The early risers had left, including Tex and Ramone but mysteriously not Daz. The rest of them cleared up the house—Spence cursing as he tried to scrape parrot shit from his favorite traveling cds, Rosey tracking down overfilled ashtrays in obscure corners—nobody asking Daz what had happened. Wol and Spence trundled empties to the malodorous garbage corral and stuffed them into the bins. The morning was cold. Wol was in a mournful mood, crying out sorrowfully as the crash of breaking glass tore his words and threw them away.

“Can’t have babies, you see,”

“What? Sorry, I didn’t hear that—”

“I can’t have babies, Spence. I was a late child, my mother had all the tests, docs told her I might turn out peculiar. I was born okay, only sterile. They told me when I was twelve. I didn’t think it would matter. Well, I didn’t think it would matter so soon. My God, I’m only twenty-three.”

“You could adopt?”

“What?”

“ADOPT!”

“No use. I wanted to ask Anna about artificial insemination, this weekend, but I didn’t get a chance. Can’t hardly entrust such a delicate query to email.”

“I don’t think she does that. What she does is way more esoteric.”

“Oh, really? Oh well. I’m afraid Rosey wouldn’t buy the idea, anyway.”

Miraculously, they were ready for the launch at noon.
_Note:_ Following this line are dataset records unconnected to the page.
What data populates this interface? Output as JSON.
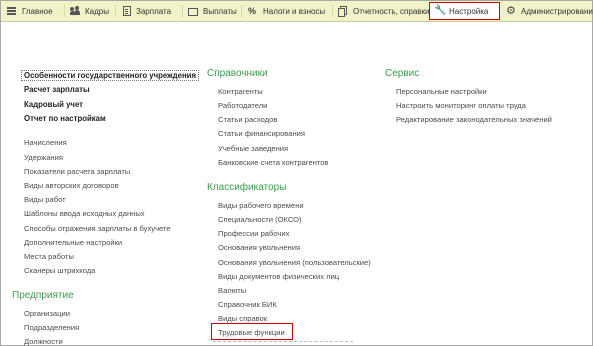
{
  "toolbar": {
    "items": [
      {
        "label": "Главное",
        "icon": "menu-icon"
      },
      {
        "label": "Кадры",
        "icon": "users-icon"
      },
      {
        "label": "Зарплата",
        "icon": "document-icon"
      },
      {
        "label": "Выплаты",
        "icon": "wallet-icon"
      },
      {
        "label": "Налоги и взносы",
        "icon": "percent-icon"
      },
      {
        "label": "Отчетность, справки",
        "icon": "reports-icon"
      },
      {
        "label": "Настройка",
        "icon": "wrench-icon",
        "active": true
      },
      {
        "label": "Администрирование",
        "icon": "gear-icon"
      }
    ]
  },
  "left": {
    "bold_items": [
      "Особенности государственного учреждения",
      "Расчет зарплаты",
      "Кадровый учет",
      "Отчет по настройкам"
    ],
    "items": [
      "Начисления",
      "Удержания",
      "Показатели расчета зарплаты",
      "Виды авторских договоров",
      "Виды работ",
      "Шаблоны ввода исходных данных",
      "Способы отражения зарплаты в бухучете",
      "Дополнительные настройки",
      "Места работы",
      "Сканеры штрихкода"
    ],
    "section_title": "Предприятие",
    "section_items": [
      "Организации",
      "Подразделения",
      "Должности"
    ]
  },
  "middle": {
    "refs_title": "Справочники",
    "refs": [
      "Контрагенты",
      "Работодатели",
      "Статьи расходов",
      "Статьи финансирования",
      "Учебные заведения",
      "Банковские счета контрагентов"
    ],
    "class_title": "Классификаторы",
    "classes": [
      "Виды рабочего времени",
      "Специальности (ОКСО)",
      "Профессии рабочих",
      "Основания увольнения",
      "Основания увольнения (пользовательские)",
      "Виды документов физических лиц",
      "Валюты",
      "Справочник БИК",
      "Виды справок",
      "Трудовые функции"
    ]
  },
  "right": {
    "title": "Сервис",
    "items": [
      "Персональные настройки",
      "Настроить мониторинг оплаты труда",
      "Редактирование законодательных значений"
    ]
  },
  "colors": {
    "toolbar_bg": "#f2f2c8",
    "section_heading": "#3d9b4d",
    "highlight": "#d40000"
  }
}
In the car park by the river pier, Spence was surprised to find Daz still beside him after the goodbyes.

“Spence, can you give me a lift to London?”

“Sure.” He had barely spoken to the World’s Most Gorgeous Malaysian, couldn’t make out what she saw in Ramone
or
Tex. He was shocked to realize she’d been left without wheels, stranded in direst Essex. That must have been a bad fight. He opened the passenger door of his hire car.
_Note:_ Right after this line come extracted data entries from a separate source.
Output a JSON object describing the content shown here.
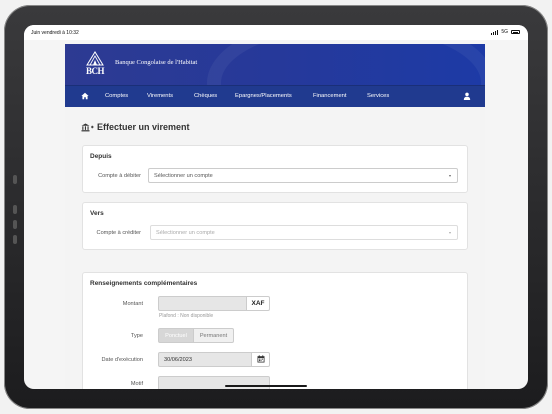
{
  "status": {
    "time": "Juin vendredi à 10:32",
    "network": "5G"
  },
  "header": {
    "logo_text": "BCH",
    "bank_name": "Banque Congolaise de l'Habitat"
  },
  "nav": {
    "items": [
      {
        "label": "Comptes"
      },
      {
        "label": "Virements"
      },
      {
        "label": "Chèques"
      },
      {
        "label": "Epargnes/Placements"
      },
      {
        "label": "Financement"
      },
      {
        "label": "Services"
      }
    ]
  },
  "page": {
    "title": "Effectuer un virement"
  },
  "depuis": {
    "title": "Depuis",
    "account_label": "Compte à débiter",
    "account_value": "Sélectionner un compte"
  },
  "vers": {
    "title": "Vers",
    "account_label": "Compte à créditer",
    "account_value": "Sélectionner un compte"
  },
  "info": {
    "title": "Renseignements complémentaires",
    "amount_label": "Montant",
    "amount_value": "",
    "currency": "XAF",
    "ceiling_hint": "Plafond : Non disponible",
    "type_label": "Type",
    "type_options": [
      "Ponctuel",
      "Permanent"
    ],
    "date_label": "Date d'exécution",
    "date_value": "30/06/2023",
    "motif_label": "Motif",
    "motif_value": ""
  },
  "colors": {
    "banner": "#26399a",
    "navbar": "#203a8f"
  }
}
“Are you being courtly, or have you forgotten which side we drive on?”

He’d been thinking of Anna. “Sorry, wool-gathering.”
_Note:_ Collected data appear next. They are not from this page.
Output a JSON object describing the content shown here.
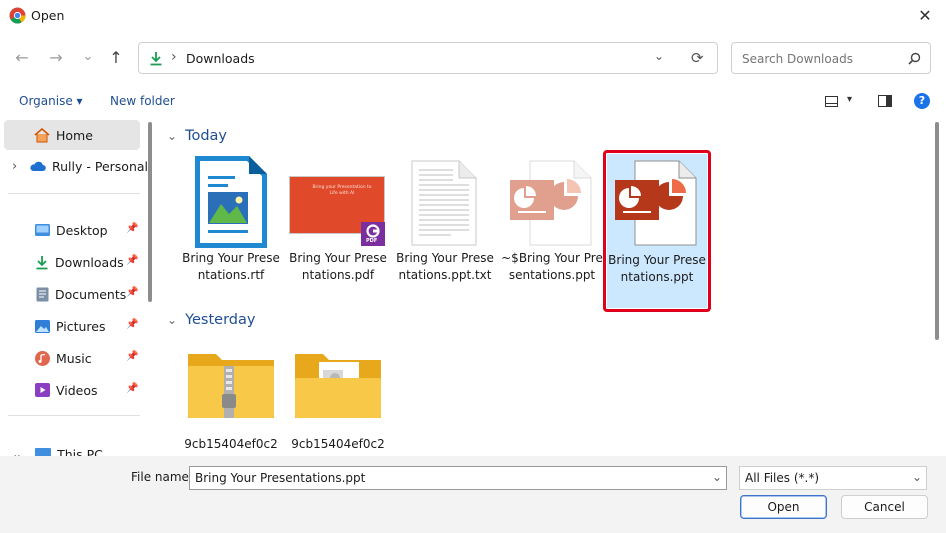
{
  "window": {
    "title": "Open",
    "close_glyph": "✕"
  },
  "nav": {
    "back": "←",
    "forward": "→",
    "recent": "⌄",
    "up": "↑"
  },
  "address": {
    "separator": "›",
    "location": "Downloads",
    "dropdown": "⌄",
    "refresh": "⟳"
  },
  "search": {
    "placeholder": "Search Downloads"
  },
  "commands": {
    "organise": "Organise",
    "new_folder": "New folder",
    "caret": "▾",
    "help": "?"
  },
  "sidebar": {
    "items": [
      {
        "label": "Home",
        "icon": "home-icon"
      },
      {
        "label": "Rully - Personal",
        "icon": "onedrive-icon"
      },
      {
        "label": "Desktop",
        "icon": "desktop-icon",
        "pinned": true
      },
      {
        "label": "Downloads",
        "icon": "downloads-icon",
        "pinned": true
      },
      {
        "label": "Documents",
        "icon": "documents-icon",
        "pinned": true
      },
      {
        "label": "Pictures",
        "icon": "pictures-icon",
        "pinned": true
      },
      {
        "label": "Music",
        "icon": "music-icon",
        "pinned": true
      },
      {
        "label": "Videos",
        "icon": "videos-icon",
        "pinned": true
      },
      {
        "label": "This PC",
        "icon": "pc-icon"
      }
    ],
    "chevron_right": "›",
    "chevron_down": "⌄",
    "pin_glyph": "📌"
  },
  "groups": {
    "today": "Today",
    "yesterday": "Yesterday",
    "collapse": "⌄"
  },
  "files": {
    "today": [
      {
        "name": "Bring Your Presentations.rtf"
      },
      {
        "name": "Bring Your Presentations.pdf"
      },
      {
        "name": "Bring Your Presentations.ppt.txt"
      },
      {
        "name": "~$Bring Your Presentations.ppt"
      },
      {
        "name": "Bring Your Presentations.ppt"
      }
    ],
    "yesterday": [
      {
        "name": "9cb15404ef0c2"
      },
      {
        "name": "9cb15404ef0c2"
      }
    ],
    "pdf_thumb_title": "Bring your Presentation to Life with AI",
    "pdf_badge": "PDF"
  },
  "footer": {
    "filename_label": "File name:",
    "filename_value": "Bring Your Presentations.ppt",
    "filter_value": "All Files (*.*)",
    "open_label": "Open",
    "cancel_label": "Cancel",
    "dropdown": "⌄"
  },
  "colors": {
    "accent": "#0067c0",
    "selection": "#cce8ff",
    "highlight": "#e0001b",
    "folder": "#f8c948"
  }
}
She took off her dark glasses. Close up, in full daylight, he saw that her right eye was half shut and surrounded by a puffy blotched halo. Her wrists looked bruised too. Spence averted his glance. There is such a thing as having too much fun.

“I’m well out of it,” she said, catching his eye. “Believe me.”

“How’s Anna?” she asked, as they drove away. “I wish I’d been able to talk to her.”

“Anna is just fine. Anna goes from strength to strength.”

“Some people have all the luck,” sighed Daz. “When you see her, tell her I said hello.”

In another few years, at the next reunion. Maybe she’d come alone again, leaving Charles to look after the kids. He could hope for that. God, what a prospect. They could have talked, he’d gone for sex instead: low risk, low win. If they’d talked they might never have done the sex, couldn’t have risked that, when it might be the only time. He’d chosen right. But now…Spence drove, with the chastened beauty beside him, his life ahead as bleak as her silence.

ii

Anna’s period was due ten days after the Carstairs weekend. It didn’t come. Her menstrual cycle was naturally, mildly irregular (this had been no comfort after she was date-raped). She told herself to be calm. She had enough on her mind. She was buying a house, a move forced on her by the fact that Roz and Graham were getting married and the lodger was no longer needed: but it was a good idea. If she could get the right deal, the mortgage would be no worse than paying rent. Also, work at the lab had reached a pitch of intensity… When her period was two weeks late she bought a pregnancy test, as a matter of routine.